Saturday, October 4, 2008

Getting Small













October 4, 2008


Yesterday I griped about the slightly obscene size of juice containers that are sold in supermarket aisles (I didn't add the omnipresent two-liter soda bottle to this screed, but I could have). Today I am zeroing in on the opposite trend in food marketing. I call it The Incredible Shrinking Container syndrome.

For some time now, the size of containers of all kinds has been shrinking. I first noticed this about ten years ago, when the juice boxes I was buying for Spencer shrank from eight ounces to six and a half. It was a subtle change; the boxes just grew a little narrower.
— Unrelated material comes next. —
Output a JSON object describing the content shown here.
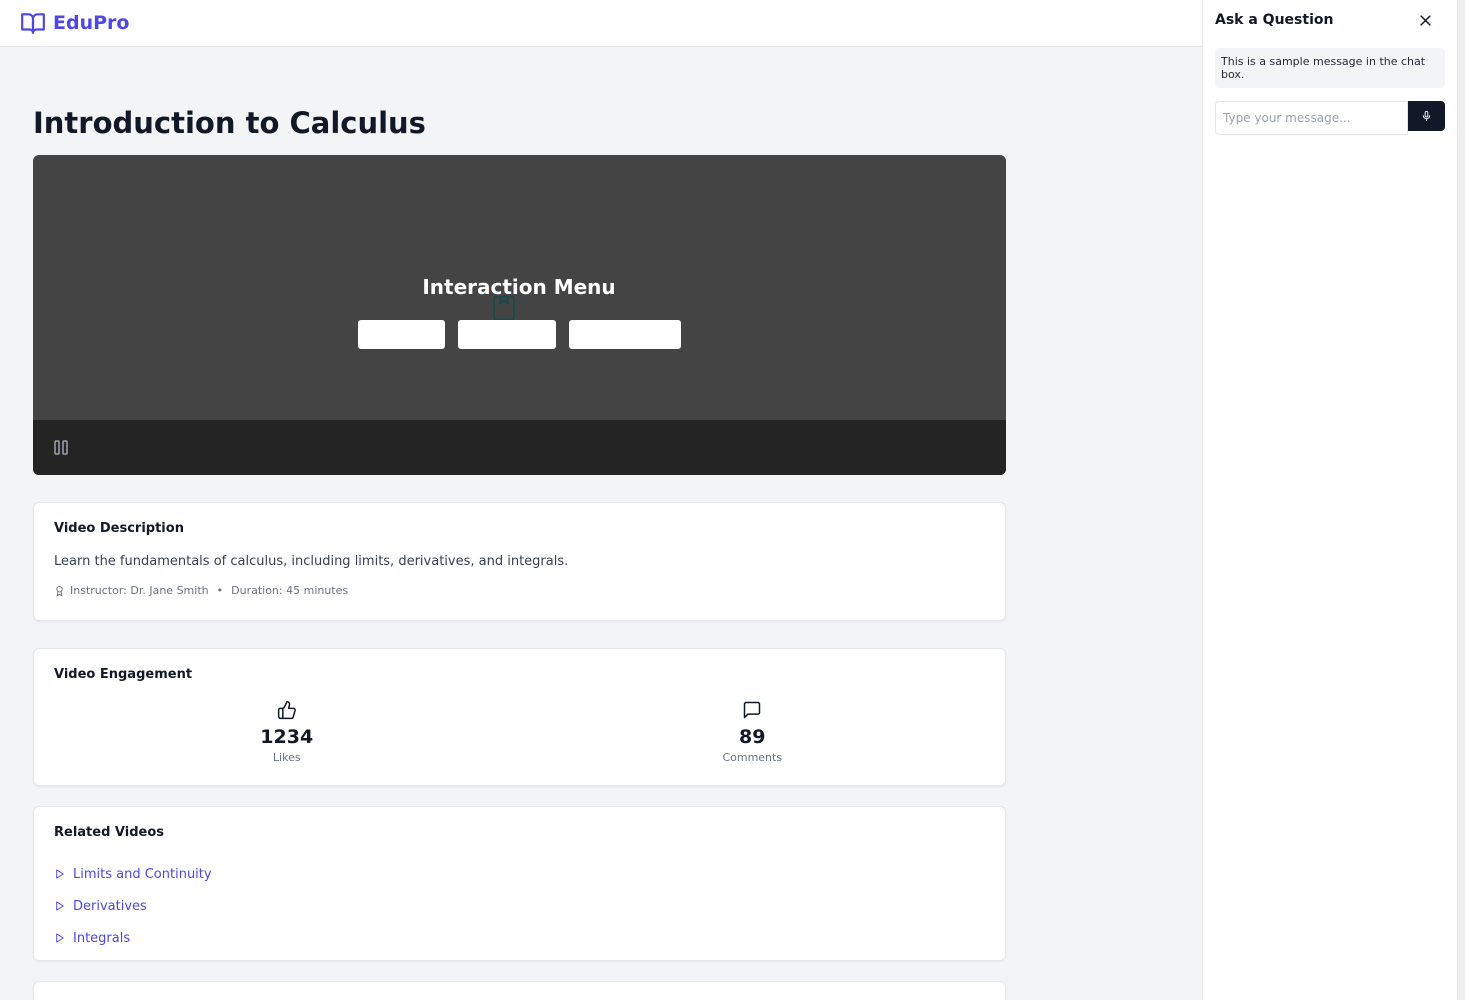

Considering that Spencer was the kind of kindergartener whose teacher complained that "he must live on air, he eats so little", I figured that practically speaking, he still would not finish the container anyway, although I was somewhat annoyed at the concept of getting less product for the same price. It was really the sneakiness of the shrinkage that bothered me.

Change the package, shrink it a little, no one will notice.

Then, a few years ago, I noticed that the half-gallon of ice cream I was buying looked a little, well, slimmed down. When I checked the size of the container listed at the bottom, lo and behold, it had indeed shrunken to 1.75 quarts. I was incredulous; the "half-gallon" of ice cream was not just a size, it was a standard. Were we now supposed to put "one-and-three-quarter-quarts of vanilla ice cream" on the grocery list?

It would be lovely to think of this as the manufacturer's attempt to moderate our eating habits of this high-calorie, high-cholesterol delight, but of course, that had nothing to do with the size change. It was a way of charging more without the perception of charging more.


The most insulting aspect of this change was, again, the sneakiness - no mention was made of the fact that the package was smaller. The half-gallon of ice cream had just quietly faded into history, along with the seven-dollar adult movie ticket and $3.00-per-gallon gas.


Recently, Breyers has gone even further, shrinking the container to 1.5 quarts. That is barely more than one-third of a gallon! And Tropicana just did a similar sleight-of-hand with the 96-ounce orange juice container; the container was redesigned, it trumpeted a better-designed pour spout, and oh, yes, was now only 89 ounces. Not that this was mentioned, except in the fine print at the bottom of the container.


Cereal boxes are also going on surreptitious diets. Caveat emptor, indeed.

I don't have a problem with smaller containers, actually; as I mentioned in my last post, some really large bottles don't fit well in refrigerators and are resource-wasteful. I do mind the lack of truthfulness.


Interestingly, the shrinking containers are usually the ones that contain actual food, such as ice cream or orange juice, or even cereal. The really junky stuff, containing ingredients that came from a test tube, is still big and cheap.


I know that globally, food prices are increasing. I also think that this gives us an opportunity to think more about what we eat and, perhaps, to consume less.

It would just be nice if manufacturers could treat us with some respect.